There’s no need to sacrifice form for function, as a harmony between heady and scientific is trending. Recyclers and “Fab Eggs” are rigs focused on function but that also feature heady details like colored glass, worked sections, and often incorporating marbles or other decorations.

There are also standard tubes with above-standard diffusion and added decorations, like my personal favorite: my Kaliber Glassworks mini-tube with six-hole diffusion, three attached marbles, worked base, and attached rainbow horn.

Nail Call

Looks aside, a key factor in how your piece will function is the nail. Nails are made of titanium, quartz, or ceramics.

Titanium nails are the most durable and are standard for solvent-based concentrates, whereas quartz and ceramic are better for preserving the flavor of solventless concentrates like cold-water hash or ice wax.

Nails will be “domeless” — just bare metal or ceramics — or have a small dome on top.
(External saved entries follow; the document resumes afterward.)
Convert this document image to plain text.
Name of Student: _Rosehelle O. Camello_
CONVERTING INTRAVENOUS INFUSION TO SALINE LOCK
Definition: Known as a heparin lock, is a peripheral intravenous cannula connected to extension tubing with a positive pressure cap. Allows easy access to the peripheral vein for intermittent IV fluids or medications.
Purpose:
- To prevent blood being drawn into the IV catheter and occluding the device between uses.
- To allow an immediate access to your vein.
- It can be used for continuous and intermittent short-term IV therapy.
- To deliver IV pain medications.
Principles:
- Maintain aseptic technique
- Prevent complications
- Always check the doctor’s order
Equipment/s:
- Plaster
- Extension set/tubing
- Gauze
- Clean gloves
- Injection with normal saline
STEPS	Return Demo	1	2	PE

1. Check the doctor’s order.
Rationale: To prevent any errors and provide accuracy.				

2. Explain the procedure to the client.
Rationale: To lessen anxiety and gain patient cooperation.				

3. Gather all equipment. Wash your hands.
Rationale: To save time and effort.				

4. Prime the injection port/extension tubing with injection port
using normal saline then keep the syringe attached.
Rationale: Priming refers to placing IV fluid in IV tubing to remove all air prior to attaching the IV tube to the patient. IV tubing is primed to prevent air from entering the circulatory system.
Picking between them is a choice of aesthetics or convenience. Often, the rig you buy will already have a nail included. If your rig comes with a dome, you can use a standard nail that goes down into the joint of the rig, so it’s inside the dome when it’s placed back on the rig.
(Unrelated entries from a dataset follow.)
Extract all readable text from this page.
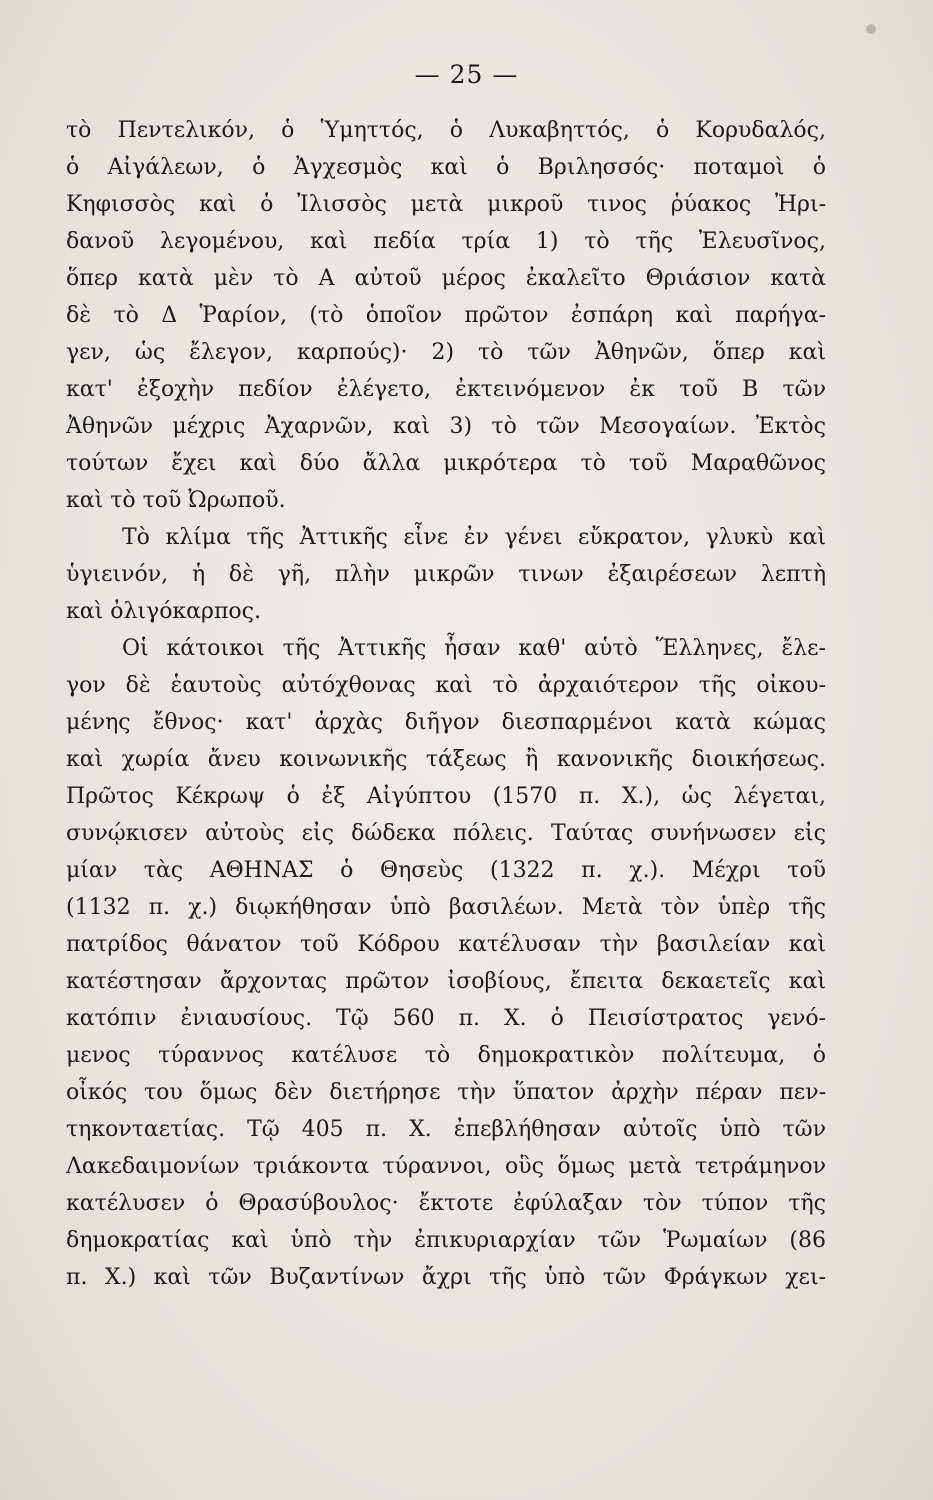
— 25 —
τὸ Πεντελικόν, ὁ Ὑμηττός, ὁ Λυκαβηττός, ὁ Κορυδαλός,
ὁ Αἰγάλεων, ὁ Ἀγχεσμὸς καὶ ὁ Βριλησσός· ποταμοὶ ὁ
Κηφισσὸς καὶ ὁ Ἰλισσὸς μετὰ μικροῦ τινος ῥύακος Ἠρι-
δανοῦ λεγομένου, καὶ πεδία τρία 1) τὸ τῆς Ἐλευσῖνος,
ὅπερ κατὰ μὲν τὸ Α αὐτοῦ μέρος ἐκαλεῖτο Θριάσιον κατὰ
δὲ τὸ Δ Ῥαρίον, (τὸ ὁποῖον πρῶτον ἐσπάρη καὶ παρήγα-
γεν, ὡς ἔλεγον, καρπούς)· 2) τὸ τῶν Ἀθηνῶν, ὅπερ καὶ
κατ' ἐξοχὴν πεδίον ἐλέγετο, ἐκτεινόμενον ἐκ τοῦ Β τῶν
Ἀθηνῶν μέχρις Ἀχαρνῶν, καὶ 3) τὸ τῶν Μεσογαίων. Ἐκτὸς
τούτων ἔχει καὶ δύο ἄλλα μικρότερα τὸ τοῦ Μαραθῶνος
καὶ τὸ τοῦ Ὠρωποῦ.
Τὸ κλίμα τῆς Ἀττικῆς εἶνε ἐν γένει εὔκρατον, γλυκὺ καὶ
ὑγιεινόν, ἡ δὲ γῆ, πλὴν μικρῶν τινων ἐξαιρέσεων λεπτὴ
καὶ ὀλιγόκαρπος.
Οἱ κάτοικοι τῆς Ἀττικῆς ἦσαν καθ' αὑτὸ Ἕλληνες, ἔλε-
γον δὲ ἑαυτοὺς αὐτόχθονας καὶ τὸ ἀρχαιότερον τῆς οἰκου-
μένης ἔθνος· κατ' ἀρχὰς διῆγον διεσπαρμένοι κατὰ κώμας
καὶ χωρία ἄνευ κοινωνικῆς τάξεως ἢ κανονικῆς διοικήσεως.
Πρῶτος Κέκρωψ ὁ ἐξ Αἰγύπτου (1570 π. Χ.), ὡς λέγεται,
συνῴκισεν αὐτοὺς εἰς δώδεκα πόλεις. Ταύτας συνήνωσεν εἰς
μίαν τὰς ΑΘΗΝΑΣ ὁ Θησεὺς (1322 π. χ.). Μέχρι τοῦ
(1132 π. χ.) διῳκήθησαν ὑπὸ βασιλέων. Μετὰ τὸν ὑπὲρ τῆς
πατρίδος θάνατον τοῦ Κόδρου κατέλυσαν τὴν βασιλείαν καὶ
κατέστησαν ἄρχοντας πρῶτον ἰσοβίους, ἔπειτα δεκαετεῖς καὶ
κατόπιν ἐνιαυσίους. Τῷ 560 π. Χ. ὁ Πεισίστρατος γενό-
μενος τύραννος κατέλυσε τὸ δημοκρατικὸν πολίτευμα, ὁ
οἶκός του ὅμως δὲν διετήρησε τὴν ὕπατον ἀρχὴν πέραν πεν-
τηκονταετίας. Τῷ 405 π. Χ. ἐπεβλήθησαν αὐτοῖς ὑπὸ τῶν
Λακεδαιμονίων τριάκοντα τύραννοι, οὓς ὅμως μετὰ τετράμηνον
κατέλυσεν ὁ Θρασύβουλος· ἔκτοτε ἐφύλαξαν τὸν τύπον τῆς
δημοκρατίας καὶ ὑπὸ τὴν ἐπικυριαρχίαν τῶν Ῥωμαίων (86
π. Χ.) καὶ τῶν Βυζαντίνων ἄχρι τῆς ὑπὸ τῶν Φράγκων χει-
A domeless nail is designed to work without a dome by providing a large, cup like surface with a hole in the center that allows for suction. Domeless nails may come with an accessory called a carb cap. Carb caps imitate a carb on a dry pipe and catch the smoke from a hit. You can use almost anything as a carb cap, as long as it won’t melt or break with the heat. Devices with a cap on one end and a thin piece of metal that can be used to place the dab on the nail are popular.
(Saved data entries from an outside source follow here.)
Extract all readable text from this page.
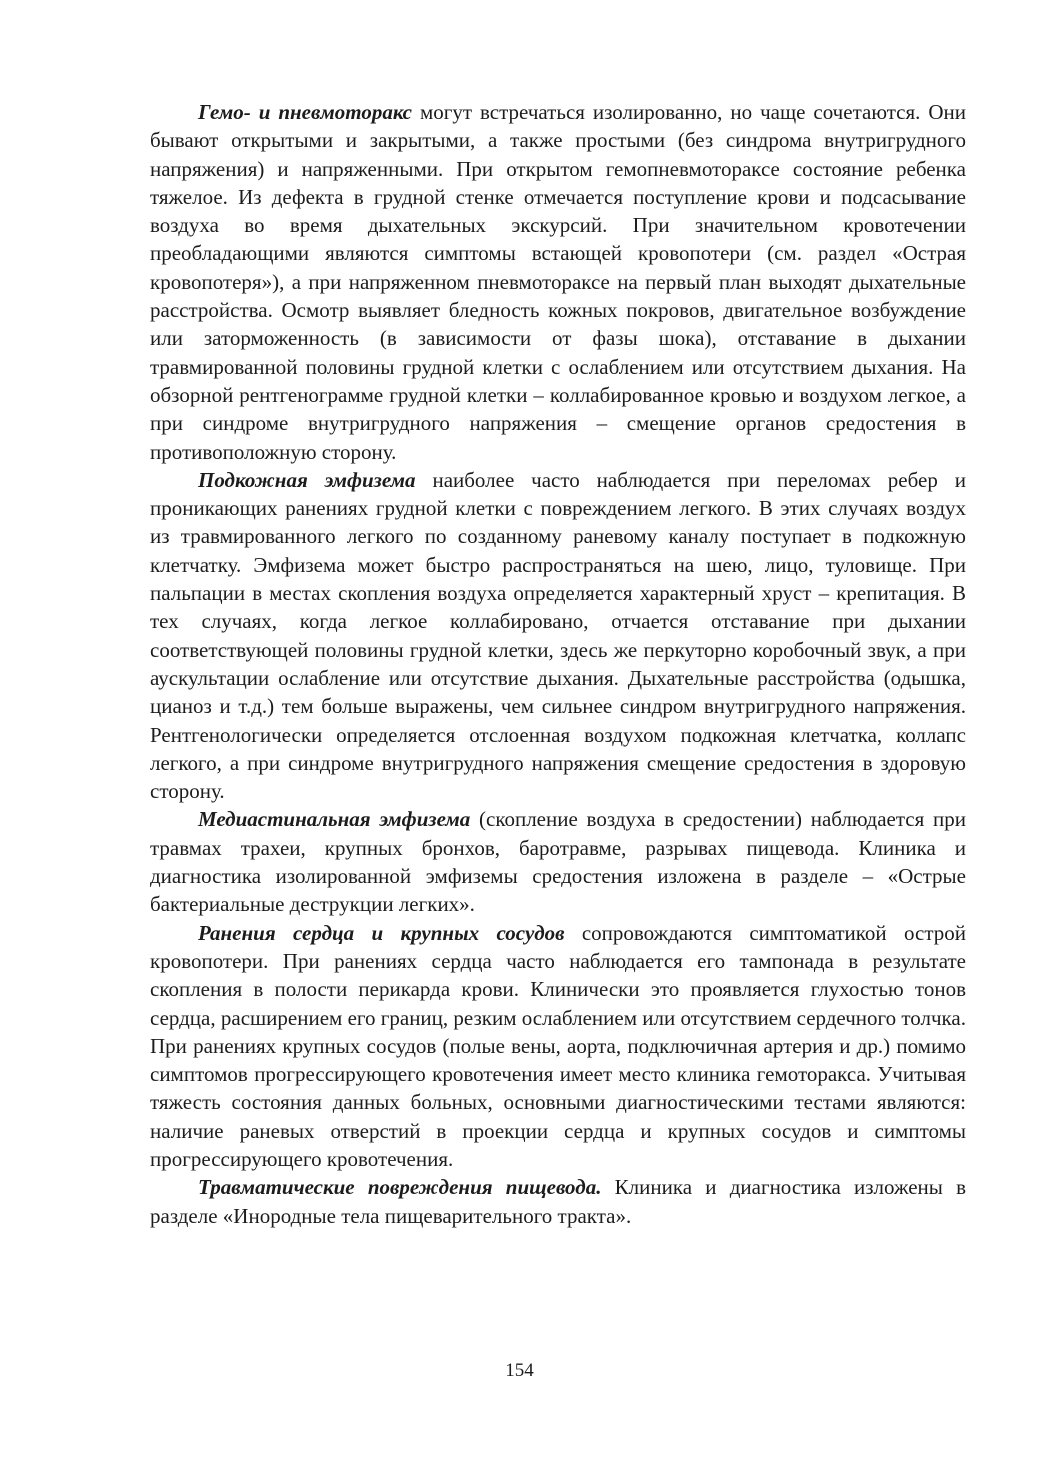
Гемо- и пневмоторакс могут встречаться изолированно, но чаще сочетаются. Они бывают открытыми и закрытыми, а также простыми (без синдрома внутригрудного напряжения) и напряженными. При открытом гемопневмотораксе состояние ребенка тяжелое. Из дефекта в грудной стенке отмечается поступление крови и подсасывание воздуха во время дыхательных экскурсий. При значительном кровотечении преобладающими являются симптомы встающей кровопотери (см. раздел «Острая кровопотеря»), а при напряженном пневмотораксе на первый план выходят дыхательные расстройства. Осмотр выявляет бледность кожных покровов, двигательное возбуждение или заторможенность (в зависимости от фазы шока), отставание в дыхании травмированной половины грудной клетки с ослаблением или отсутствием дыхания. На обзорной рентгенограмме грудной клетки – коллабированное кровью и воздухом легкое, а при синдроме внутригрудного напряжения – смещение органов средостения в противоположную сторону.

Подкожная эмфизема наиболее часто наблюдается при переломах ребер и проникающих ранениях грудной клетки с повреждением легкого. В этих случаях воздух из травмированного легкого по созданному раневому каналу поступает в подкожную клетчатку. Эмфизема может быстро распространяться на шею, лицо, туловище. При пальпации в местах скопления воздуха определяется характерный хруст – крепитация. В тех случаях, когда легкое коллабировано, отчается отставание при дыхании соответствующей половины грудной клетки, здесь же перкуторно коробочный звук, а при аускультации ослабление или отсутствие дыхания. Дыхательные расстройства (одышка, цианоз и т.д.) тем больше выражены, чем сильнее синдром внутригрудного напряжения. Рентгенологически определяется отслоенная воздухом подкожная клетчатка, коллапс легкого, а при синдроме внутригрудного напряжения смещение средостения в здоровую сторону.

Медиастинальная эмфизема (скопление воздуха в средостении) наблюдается при травмах трахеи, крупных бронхов, баротравме, разрывах пищевода. Клиника и диагностика изолированной эмфиземы средостения изложена в разделе – «Острые бактериальные деструкции легких».

Ранения сердца и крупных сосудов сопровождаются симптоматикой острой кровопотери. При ранениях сердца часто наблюдается его тампонада в результате скопления в полости перикарда крови. Клинически это проявляется глухостью тонов сердца, расширением его границ, резким ослаблением или отсутствием сердечного толчка. При ранениях крупных сосудов (полые вены, аорта, подключичная артерия и др.) помимо симптомов прогрессирующего кровотечения имеет место клиника гемоторакса. Учитывая тяжесть состояния данных больных, основными диагностическими тестами являются: наличие раневых отверстий в проекции сердца и крупных сосудов и симптомы прогрессирующего кровотечения.

Травматические повреждения пищевода. Клиника и диагностика изложены в разделе «Инородные тела пищеварительного тракта».

154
Of course, you can’t dab without heat. A key accessory is a torch. A quality, more than $50, refillable butane torch, like a kitchen torch used to make crème brulee, is your best bet.

High heats are inevitable while dabbing. You will probably burn yourself at least once. But if you’re worried about a fluke accident, consider investing in an e-nail. These are just what they sound: a nail connected to a power source that allows you to choose the temperature at which the nail will be heated, and can be had for about $150 and up.

Quartz and ceramic nails are also “self-cleaning.” Most residue from the previous dab will burn off while you heat it up with your torch. These nails do need more attention: They should be heated thoroughly and evenly for proper cleaning and ensure stability, and then left to cool down for about 15-20 seconds before you take your dab.

Each medium will heat and cool at a different rate, but you should be able to hold your hand about a centimeter away and feel a tolerable heat.

Low temperature dabs are the best way to enjoy your concentrates; finding the right temperature for your nail and rig will take time but it’s worth the work. Like the others, get your nail HOT to burn off any residue, let it cool properly, dab, and enjoy the flavors!

Makers’ Fair

Glassblowers are constantly adapting their work to meet market demands. This means it’s easy to spend thousands on a show-worthy rig made by an artist whose name is a top-of-the-line brand.

But if you’re not an aspiring glass collector, you’re probably looking for what I call my “daily driver”: an affordable, visually appealing, well-functioning, and smooth-hitting piece. These can be had for between $150 and $300.

It’s easy to find cheaply made disposable glass, but with research, you can find an affordable rig that supports a local and up-and-coming artist. Instagram and Twitter make it easier than ever to connect with artists directly. Buying through them can be more affordable than buying through a head shop.

And with glass trading and selling communities on social media and sites like BoroBook, it’s always possible to get a popular artist’s work for an affordable price.